We've got you cornered .....

Let $r$ be the radius of each of the two "whole" circles and $R$ be the radius of each of the two quarter-circles. Also, without loss of generality, let the square in question be a unit square. Then the combined areas of the circles and quarter-circles will be the desired ratio $S$ .

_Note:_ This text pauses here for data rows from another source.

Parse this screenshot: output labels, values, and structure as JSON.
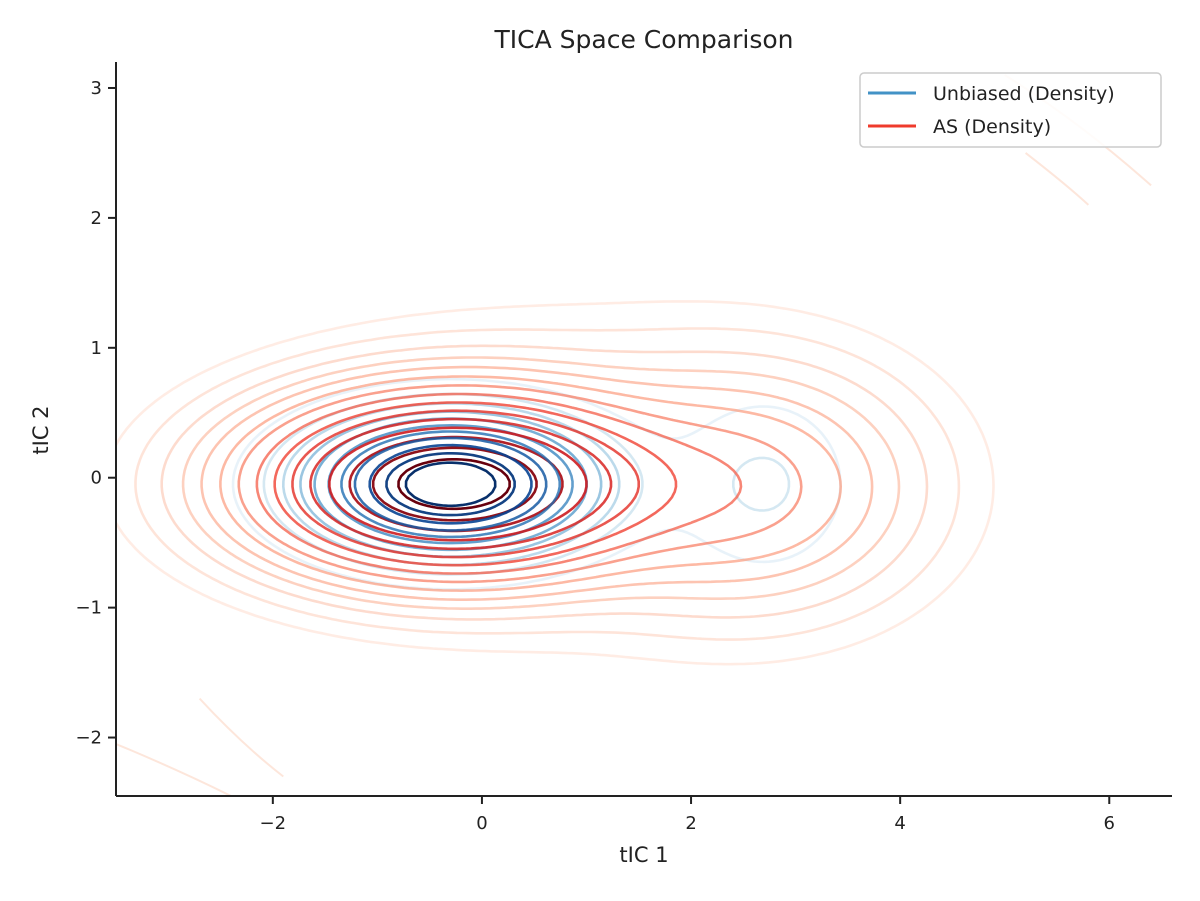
{
  "chart_data": {
    "type": "contour",
    "title": "TICA Space Comparison",
    "xlabel": "tIC 1",
    "ylabel": "tIC 2",
    "xlim": [
      -3.5,
      6.6
    ],
    "ylim": [
      -2.45,
      3.2
    ],
    "xticks": [
      -2,
      0,
      2,
      4,
      6
    ],
    "yticks": [
      -2,
      -1,
      0,
      1,
      2,
      3
    ],
    "xtick_labels": [
      "−2",
      "0",
      "2",
      "4",
      "6"
    ],
    "ytick_labels": [
      "−2",
      "−1",
      "0",
      "1",
      "2",
      "3"
    ],
    "grid": false,
    "legend_position": "top-right",
    "series": [
      {
        "name": "Unbiased (Density)",
        "color": "#4292c6",
        "colormap": "Blues",
        "components": [
          {
            "mx": -0.3,
            "my": -0.05,
            "sx": 0.85,
            "sy": 0.33,
            "w": 1.0
          },
          {
            "mx": 2.7,
            "my": -0.05,
            "sx": 0.55,
            "sy": 0.45,
            "w": 0.12
          }
        ],
        "levels": [
          0.05,
          0.11,
          0.17,
          0.24,
          0.31,
          0.39,
          0.47,
          0.56,
          0.66,
          0.77,
          0.88
        ]
      },
      {
        "name": "AS (Density)",
        "color": "#ef3b2c",
        "colormap": "Reds",
        "components": [
          {
            "mx": -0.3,
            "my": -0.05,
            "sx": 1.1,
            "sy": 0.4,
            "w": 1.0
          },
          {
            "mx": 2.6,
            "my": -0.08,
            "sx": 0.95,
            "sy": 0.55,
            "w": 0.18
          },
          {
            "mx": 0.9,
            "my": 0.05,
            "sx": 1.6,
            "sy": 0.7,
            "w": 0.05
          }
        ],
        "levels": [
          0.012,
          0.025,
          0.045,
          0.07,
          0.1,
          0.14,
          0.19,
          0.25,
          0.32,
          0.4,
          0.49,
          0.59,
          0.7,
          0.82,
          0.93
        ]
      }
    ],
    "faint_tail_contours": [
      {
        "series": "AS (Density)",
        "points": [
          [
            -3.5,
            -2.05
          ],
          [
            -2.9,
            -2.25
          ],
          [
            -2.4,
            -2.45
          ]
        ]
      },
      {
        "series": "AS (Density)",
        "points": [
          [
            -2.7,
            -1.7
          ],
          [
            -2.3,
            -2.05
          ],
          [
            -1.9,
            -2.3
          ]
        ]
      },
      {
        "series": "AS (Density)",
        "points": [
          [
            5.0,
            3.1
          ],
          [
            5.7,
            2.75
          ],
          [
            6.4,
            2.25
          ]
        ]
      },
      {
        "series": "AS (Density)",
        "points": [
          [
            5.2,
            2.5
          ],
          [
            5.6,
            2.25
          ],
          [
            5.8,
            2.1
          ]
        ]
      }
    ]
  }
}
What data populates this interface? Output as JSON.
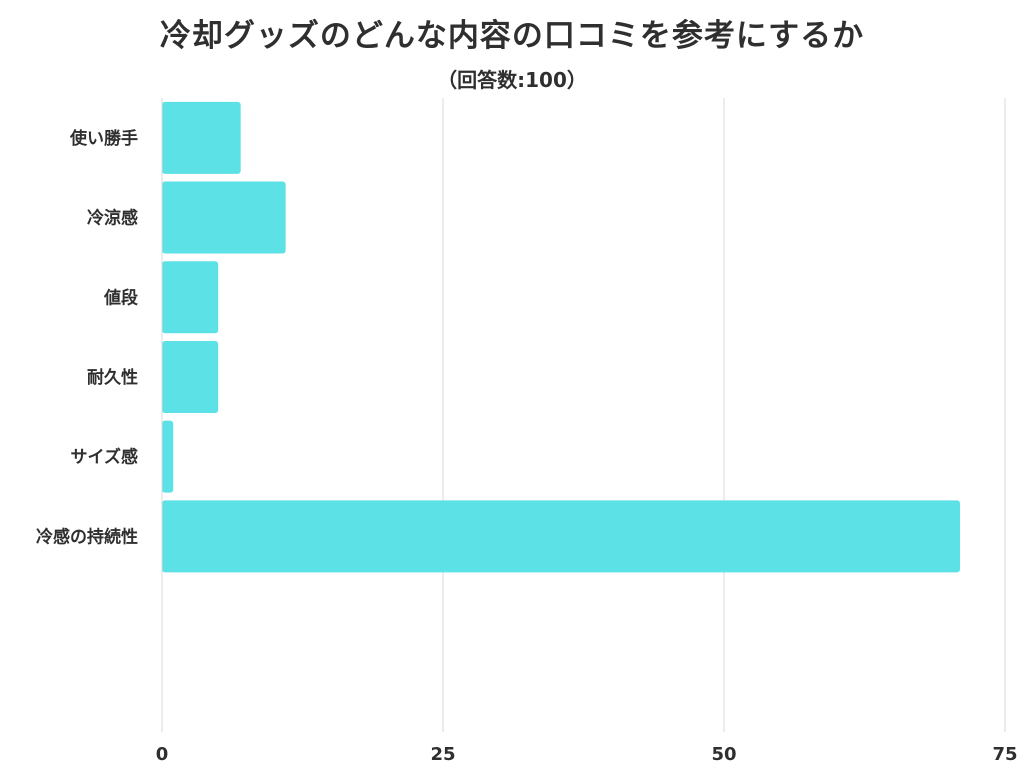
{
  "chart_data": {
    "type": "bar",
    "orientation": "horizontal",
    "title": "冷却グッズのどんな内容の口コミを参考にするか",
    "subtitle": "（回答数:100）",
    "categories": [
      "使い勝手",
      "冷涼感",
      "値段",
      "耐久性",
      "サイズ感",
      "冷感の持続性"
    ],
    "values": [
      7,
      11,
      5,
      5,
      1,
      71
    ],
    "xlim": [
      0,
      75
    ],
    "xticks": [
      "0",
      "25",
      "50",
      "75"
    ],
    "xlabel": "",
    "ylabel": "",
    "grid": true,
    "legend": "none",
    "bar_color": "#5ce1e6",
    "grid_color": "#d9d9d9",
    "text_color": "#2f2f2f"
  }
}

Looking first at the diagonal of the square and the two whole circles, we see that the center of each circle is a distance of $\sqrt{2}*r$ from the nearest corner. So as the centers of the circles are a distance $2r$ apart, we have that

$2*\sqrt{2}*r + 2r = \sqrt{2} \Longrightarrow r = \dfrac{2 - \sqrt{2}}{2}.$

Now form a right triangle with vertices being the center of one of the whole circles, the center of one of the quarter-circles and the last being the nearest point of tangency of the whole circle to the hypotenuse. The hypotenuse will then have length $r + R$ and the legs will have lengths $1 - r$ and $r$ . By Pythagoras we then have that

$(r + R)^{2} = (1 - r)^{2} + r^{2} \Longrightarrow R = \sqrt{2 - \sqrt{2}} - \dfrac{2 - \sqrt{2}}{2}.$

The combined areas of the whole circles and quarter-circles, and hence the desired ratio, will thus be

$S = 2\pi*r^{2} + \dfrac{\pi}{2}R^{2} = 0.8896629....$ ,

and so $\lfloor 10000*S \rfloor = \boxed{8896}$ .